ところで,著者は学者でありながら,講演(講義)記録ということもあり,ほとんど注釈も付けず,また引用した概念や主題(テーマ,テーゼ)についての,学術的な論考を省いて,著者が一方的に理解しているものを,あたかもそれが定説であり正論であるかのように,蕩々と饒舌に自己の論理を展開していく。もちろん,学者でもあるから,良く勉強しているし,引用していることはその学習・研究の立派な成果だろう。そして,その論理の展開は,素人にもわかりやすい語り口と言葉の選択により,まるで教会で司教が信者に説教をしているようなものとなっている。すなわち,受講者・聴講者たちは,著者の理論をその言葉通りに受け取り,あたかも狂信的な一神教の如く,他の概念や事実を拒否するようになってしまうかのようだ。

ここに著者の,多くのインテリやマスコミに歓迎された大衆性という特質があると思う。そして,その対象とされた一般大衆に対しては,宗教的な洗脳の可能性を危惧してしまう。この危惧したことが,オウム真理教との近縁性ではなかったかと思う。

4.私の考えについて

灰かぶり娘(シンデレラ)物語について,私が考えることは,この神話のポイントは靴にあると思う。靴によって,主人公は現世でも異界においても,瞬時の移動や変身ができる。そのための道具が靴だ。

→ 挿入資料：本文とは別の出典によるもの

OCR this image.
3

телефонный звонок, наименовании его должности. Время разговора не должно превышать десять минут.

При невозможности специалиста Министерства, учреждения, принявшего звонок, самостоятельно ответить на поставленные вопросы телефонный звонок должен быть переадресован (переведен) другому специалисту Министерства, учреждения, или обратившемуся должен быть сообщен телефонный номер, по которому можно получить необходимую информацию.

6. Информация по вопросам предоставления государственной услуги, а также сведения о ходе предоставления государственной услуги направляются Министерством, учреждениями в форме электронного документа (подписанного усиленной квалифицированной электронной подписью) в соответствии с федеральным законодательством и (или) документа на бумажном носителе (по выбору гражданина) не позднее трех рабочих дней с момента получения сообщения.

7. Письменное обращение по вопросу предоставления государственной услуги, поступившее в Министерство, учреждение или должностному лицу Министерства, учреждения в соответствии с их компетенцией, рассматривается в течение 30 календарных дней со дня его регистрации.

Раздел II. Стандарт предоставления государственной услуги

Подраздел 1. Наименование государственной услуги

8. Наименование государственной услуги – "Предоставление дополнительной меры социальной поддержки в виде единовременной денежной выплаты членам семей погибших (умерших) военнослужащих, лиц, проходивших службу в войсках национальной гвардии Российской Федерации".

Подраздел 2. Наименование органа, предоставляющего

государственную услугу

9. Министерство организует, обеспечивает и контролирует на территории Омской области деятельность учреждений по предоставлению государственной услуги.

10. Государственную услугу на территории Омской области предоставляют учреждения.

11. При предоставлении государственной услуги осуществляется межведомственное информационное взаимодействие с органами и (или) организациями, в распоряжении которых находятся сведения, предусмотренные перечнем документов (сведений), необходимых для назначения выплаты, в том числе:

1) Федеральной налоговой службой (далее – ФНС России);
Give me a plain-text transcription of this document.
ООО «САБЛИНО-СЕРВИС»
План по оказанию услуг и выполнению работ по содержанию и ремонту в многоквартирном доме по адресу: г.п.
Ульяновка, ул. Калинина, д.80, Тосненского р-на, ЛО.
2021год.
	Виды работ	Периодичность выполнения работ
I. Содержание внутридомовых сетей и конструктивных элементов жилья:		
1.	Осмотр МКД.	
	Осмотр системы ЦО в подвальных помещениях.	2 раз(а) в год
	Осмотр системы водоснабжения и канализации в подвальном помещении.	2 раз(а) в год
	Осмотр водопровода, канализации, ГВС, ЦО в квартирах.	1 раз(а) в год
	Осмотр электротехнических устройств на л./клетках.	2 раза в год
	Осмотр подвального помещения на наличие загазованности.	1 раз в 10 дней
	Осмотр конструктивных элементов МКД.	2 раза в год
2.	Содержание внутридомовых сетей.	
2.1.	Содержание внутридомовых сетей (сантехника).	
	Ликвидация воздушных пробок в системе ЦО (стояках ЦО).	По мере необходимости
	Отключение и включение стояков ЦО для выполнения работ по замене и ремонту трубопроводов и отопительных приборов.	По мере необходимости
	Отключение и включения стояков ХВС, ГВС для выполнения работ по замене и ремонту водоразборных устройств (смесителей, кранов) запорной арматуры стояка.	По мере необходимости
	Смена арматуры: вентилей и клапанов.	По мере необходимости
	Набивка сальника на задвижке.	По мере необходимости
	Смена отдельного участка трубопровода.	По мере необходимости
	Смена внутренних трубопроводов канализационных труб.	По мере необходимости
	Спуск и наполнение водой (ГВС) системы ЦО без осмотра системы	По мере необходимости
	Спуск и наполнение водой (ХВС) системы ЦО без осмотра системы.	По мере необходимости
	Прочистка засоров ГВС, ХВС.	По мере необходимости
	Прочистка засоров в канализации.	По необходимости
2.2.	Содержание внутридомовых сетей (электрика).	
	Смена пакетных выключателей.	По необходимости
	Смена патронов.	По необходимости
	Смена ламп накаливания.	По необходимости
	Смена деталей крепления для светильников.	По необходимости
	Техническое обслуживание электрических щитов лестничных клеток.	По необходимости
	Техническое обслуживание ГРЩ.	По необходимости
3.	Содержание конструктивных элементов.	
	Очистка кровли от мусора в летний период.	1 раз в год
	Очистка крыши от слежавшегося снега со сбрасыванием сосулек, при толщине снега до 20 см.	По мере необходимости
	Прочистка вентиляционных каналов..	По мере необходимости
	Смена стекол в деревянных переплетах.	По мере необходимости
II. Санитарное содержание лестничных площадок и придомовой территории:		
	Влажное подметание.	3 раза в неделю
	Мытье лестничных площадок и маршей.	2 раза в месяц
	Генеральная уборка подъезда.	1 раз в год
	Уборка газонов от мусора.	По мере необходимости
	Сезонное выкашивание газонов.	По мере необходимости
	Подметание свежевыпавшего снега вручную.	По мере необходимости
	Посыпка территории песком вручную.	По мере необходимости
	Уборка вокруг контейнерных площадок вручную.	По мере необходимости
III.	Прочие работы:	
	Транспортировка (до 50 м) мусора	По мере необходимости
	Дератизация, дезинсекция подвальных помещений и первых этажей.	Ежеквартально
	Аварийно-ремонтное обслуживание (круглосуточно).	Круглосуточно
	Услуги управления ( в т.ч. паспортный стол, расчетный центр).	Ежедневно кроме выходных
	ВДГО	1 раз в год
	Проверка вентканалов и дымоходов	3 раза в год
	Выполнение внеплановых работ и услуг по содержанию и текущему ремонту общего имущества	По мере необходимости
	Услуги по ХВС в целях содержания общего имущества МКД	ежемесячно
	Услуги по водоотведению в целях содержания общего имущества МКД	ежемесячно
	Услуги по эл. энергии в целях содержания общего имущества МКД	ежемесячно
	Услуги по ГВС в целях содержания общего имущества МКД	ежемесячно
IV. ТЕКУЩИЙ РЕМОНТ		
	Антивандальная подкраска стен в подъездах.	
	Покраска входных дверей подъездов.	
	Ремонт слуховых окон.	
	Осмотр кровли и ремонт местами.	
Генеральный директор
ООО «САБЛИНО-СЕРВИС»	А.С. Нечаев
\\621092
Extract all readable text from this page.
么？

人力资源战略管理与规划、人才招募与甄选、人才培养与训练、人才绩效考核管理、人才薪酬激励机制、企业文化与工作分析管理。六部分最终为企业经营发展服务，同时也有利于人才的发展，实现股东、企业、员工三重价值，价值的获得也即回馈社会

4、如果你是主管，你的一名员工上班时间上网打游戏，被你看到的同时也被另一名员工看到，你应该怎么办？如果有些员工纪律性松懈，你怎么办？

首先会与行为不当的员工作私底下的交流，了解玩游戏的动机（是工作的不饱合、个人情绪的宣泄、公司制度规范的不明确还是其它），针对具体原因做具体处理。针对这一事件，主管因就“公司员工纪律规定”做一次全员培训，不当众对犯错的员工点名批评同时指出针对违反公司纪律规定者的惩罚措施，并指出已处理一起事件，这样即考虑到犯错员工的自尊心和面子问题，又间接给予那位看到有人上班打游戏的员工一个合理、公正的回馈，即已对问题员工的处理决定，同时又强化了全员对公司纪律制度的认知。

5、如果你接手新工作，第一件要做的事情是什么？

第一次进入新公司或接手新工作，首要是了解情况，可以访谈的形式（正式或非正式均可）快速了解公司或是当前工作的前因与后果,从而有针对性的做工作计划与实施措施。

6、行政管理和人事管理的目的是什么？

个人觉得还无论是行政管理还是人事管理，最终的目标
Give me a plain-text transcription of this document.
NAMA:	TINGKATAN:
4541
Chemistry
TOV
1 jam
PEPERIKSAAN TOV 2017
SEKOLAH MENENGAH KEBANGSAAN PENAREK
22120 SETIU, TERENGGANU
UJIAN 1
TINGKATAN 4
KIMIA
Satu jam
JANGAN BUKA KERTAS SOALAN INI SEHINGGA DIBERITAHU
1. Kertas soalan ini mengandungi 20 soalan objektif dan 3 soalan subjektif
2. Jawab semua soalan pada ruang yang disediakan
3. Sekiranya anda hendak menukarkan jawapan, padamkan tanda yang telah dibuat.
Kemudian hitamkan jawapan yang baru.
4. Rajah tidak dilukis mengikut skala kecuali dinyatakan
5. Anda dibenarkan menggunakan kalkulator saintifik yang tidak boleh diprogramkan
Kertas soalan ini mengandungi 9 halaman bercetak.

物語のもうひとつの道具だてとして,灰,火,鳥,魔法,かまど,井戸,池が出てくる。これらが暗示しているものは,宇宙人の使用するロケットではないか。たとえば,同じ概念のストーリーに入れてよいと私が考える,日本の竹取物語では,竹はその円筒形の形からもロケットそのものだ。かぐや姫は,ロケットの中から発見され,最後は月=宇宙へと返っていく。桃太郎も,桃の形をしたカプセル=ロケットから出現し,鬼ヶ島という先に地球に漂着している宇宙人との戦いに赴く。キジ=航空兵器,犬=地上兵器,猿=情報兵器と考えれば,合理的な戦法だ。天の羽衣なんて,羽衣は宇宙服であり,やはり宇宙に帰還する異星人だ。

ということで,灰かぶり娘における靴は,小型ロケットのような移動装置の比喩ではなかったかと思う。アポローンは,こうした移動を得意としたが,ギリシアの壷絵には,踵に羽が生えたサンダルを履いた姿で描かれている。